It seems that in the U.S. today we are not simply facing a deficiency in capital, but also a scarcity of original thought. It is no wonder with the myriad of pseudo-authorities, that people don’t take the time to do their research and form an opinion for themselves. “Starve the Beast” is by no means an original policy and it is especially not a policy that would look to promote the social and economic welfare of U.S. citizens. Presenting an argument to discredit the gains of hard working out-of-status students under the guise of showing compassion for U.S. citizens is a spurious attempt at rationalizing an ignorant agenda.

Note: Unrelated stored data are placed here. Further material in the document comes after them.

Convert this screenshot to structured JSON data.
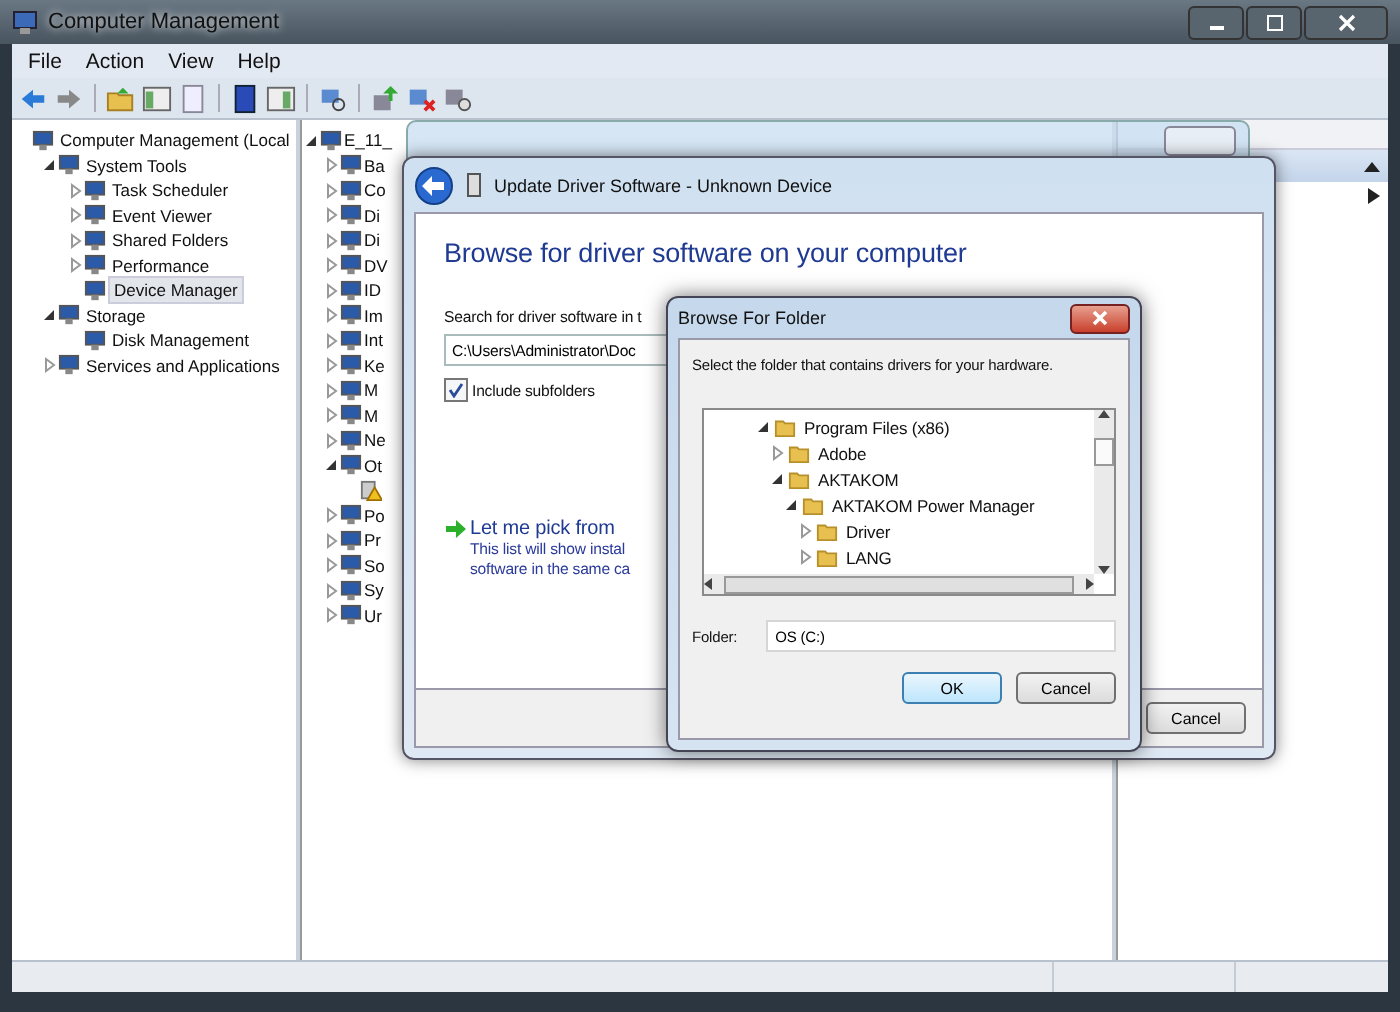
{
  "window": {
    "title": "Computer Management"
  },
  "menu": [
    {
      "label": "File"
    },
    {
      "label": "Action"
    },
    {
      "label": "View"
    },
    {
      "label": "Help"
    }
  ],
  "left_tree": [
    {
      "label": "Computer Management (Local",
      "selected": false,
      "children": [
        {
          "label": "System Tools",
          "expanded": true,
          "selected": false,
          "children": [
            {
              "label": "Task Scheduler",
              "expanded": false,
              "selected": false
            },
            {
              "label": "Event Viewer",
              "expanded": false,
              "selected": false
            },
            {
              "label": "Shared Folders",
              "expanded": false,
              "selected": false
            },
            {
              "label": "Performance",
              "expanded": false,
              "selected": false
            },
            {
              "label": "Device Manager",
              "selected": true
            }
          ]
        },
        {
          "label": "Storage",
          "expanded": true,
          "selected": false,
          "children": [
            {
              "label": "Disk Management",
              "selected": false
            }
          ]
        },
        {
          "label": "Services and Applications",
          "expanded": false,
          "selected": false
        }
      ]
    }
  ],
  "device_tree": [
    {
      "label": "E_11_",
      "expanded": true,
      "children": [
        {
          "label": "Ba",
          "expanded": false
        },
        {
          "label": "Co",
          "expanded": false
        },
        {
          "label": "Di",
          "expanded": false
        },
        {
          "label": "Di",
          "expanded": false
        },
        {
          "label": "DV",
          "expanded": false
        },
        {
          "label": "ID",
          "expanded": false
        },
        {
          "label": "Im",
          "expanded": false
        },
        {
          "label": "Int",
          "expanded": false
        },
        {
          "label": "Ke",
          "expanded": false
        },
        {
          "label": "M",
          "expanded": false
        },
        {
          "label": "M",
          "expanded": false
        },
        {
          "label": "Ne",
          "expanded": false
        },
        {
          "label": "Ot",
          "expanded": true,
          "children": [
            {
              "kind": "unknown-device"
            }
          ]
        },
        {
          "label": "Po",
          "expanded": false
        },
        {
          "label": "Pr",
          "expanded": false
        },
        {
          "label": "So",
          "expanded": false
        },
        {
          "label": "Sy",
          "expanded": false
        },
        {
          "label": "Ur",
          "expanded": false
        }
      ]
    }
  ],
  "update_dialog": {
    "title": "Update Driver Software - Unknown Device",
    "heading": "Browse for driver software on your computer",
    "search_label": "Search for driver software in t",
    "path_value": "C:\\Users\\Administrator\\Doc",
    "include_subfolders": {
      "label": "Include subfolders",
      "checked": true
    },
    "pick_link": "Let me pick from",
    "pick_description": [
      "This list will show instal",
      "software in the same ca"
    ],
    "buttons": [
      {
        "label": "Cancel",
        "default": false
      }
    ]
  },
  "browse_dialog": {
    "title": "Browse For Folder",
    "instruction": "Select the folder that contains drivers for your hardware.",
    "folders": [
      {
        "label": "Program Files (x86)",
        "expanded": true,
        "children": [
          {
            "label": "Adobe",
            "expanded": false
          },
          {
            "label": "AKTAKOM",
            "expanded": true,
            "children": [
              {
                "label": "AKTAKOM Power Manager",
                "expanded": true,
                "children": [
                  {
                    "label": "Driver",
                    "expanded": false
                  },
                  {
                    "label": "LANG",
                    "expanded": false
                  }
                ]
              }
            ]
          }
        ]
      }
    ],
    "folder_label": "Folder:",
    "folder_value": "OS (C:)",
    "buttons": [
      {
        "label": "OK",
        "default": true
      },
      {
        "label": "Cancel",
        "default": false
      }
    ]
  }
}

Immigrants have always been a positive force in U.S. society and this is still the case. According to Jane Guskin and David L. Wilson, authors of The Politics of Immigration, “immigrants and their children more than make up for what they may get.” The current state of the economy is not the result of the actions of out-of-status immigrants, but the fiscally irresponsible leadership of Washington D.C. You don’t believe me? Google TEFRA, circa 1982. Or take a look at the piece by Bruce Bartlett, that goes by the same title as your own, where he states in his conclusion that “the ultimate result of relying on starving the beast to support tax cuts may be to make future tax increases inevitable.” How would that help fellow citizens? “Starving the Beast” has nothing to do with immigration policy, it is used to refer to an attitude that has been adopted by some so-called conservatives to cut taxes in the hope that this will lead to less government expenditures.
After reviewing the report cited in the article I noticed something interesting that was not illustrated in your critique. You have a pie chart borrowed from the Pew Hispanic Center showing that 8% of the children being born in the U.S. are children of immigrant parents. My question is if these children are all born in the U.S. then they are U.S. citizens, so how does chart fit in to the arguments against out-of-status students?
As far as your argument that “There’s zero motivation for them to obtain proper citizenship as long as we offer them a U.S. citizen’s lifestyle,” to me signals a couple things. First, that you may not be aware that all AB-540 students have to sign an affidavit that, according to MALDEF, “contains a provision requiring the students to swear or affirm that they will start the process to adjust their status as soon as they are eligible to do so.” It is not that fact that they are lazy, it is just that we haven’t yet provided that process to adjust. Second, I would like to illustrate that simply because out-of-status students are able to purchase fast food with prodigious amounts of saturated fats or watch over-hyped Monday Night Football games that are usually one sided, does not mean they have access to health care or can even seek regular legally sanctioned employment to pay for your suggested inflated fees.
The bottom line is that they are not “them,” but they are we. These are students brought here by their parents at a young age. Are we to make the children of immigrants pay for their parent’s mistakes? If so then for the sake of truly adhering to the ideal of justice we should apply this to all U.S. students and make it retro active. Equating out-of-status students with criminals that are incarcerated for heinous crimes is a way to try and dehumanize these young academics the same way we do hardened criminals.
I have an idea that may work better then picking on hard working students when it comes to the lack of funding for education. If you really want a small group of people to pick on and scapegoat to make it easier to vent frustration try the Senate. I understand that may be a bit of a logistical problem, so if you want a group more localized, the Board of Trustees might be a better fit. They are meeting on November 10th in Long Beach to vote on fee increases. Before you start point the reticle at a person, you may want to make sure that person is truly responsible for the issue at hand. Attacking innocent people is not a way to show strength of character or societal backbone. All it does is further support that xenophobia is alive and well, except that now it comes coated in sugar.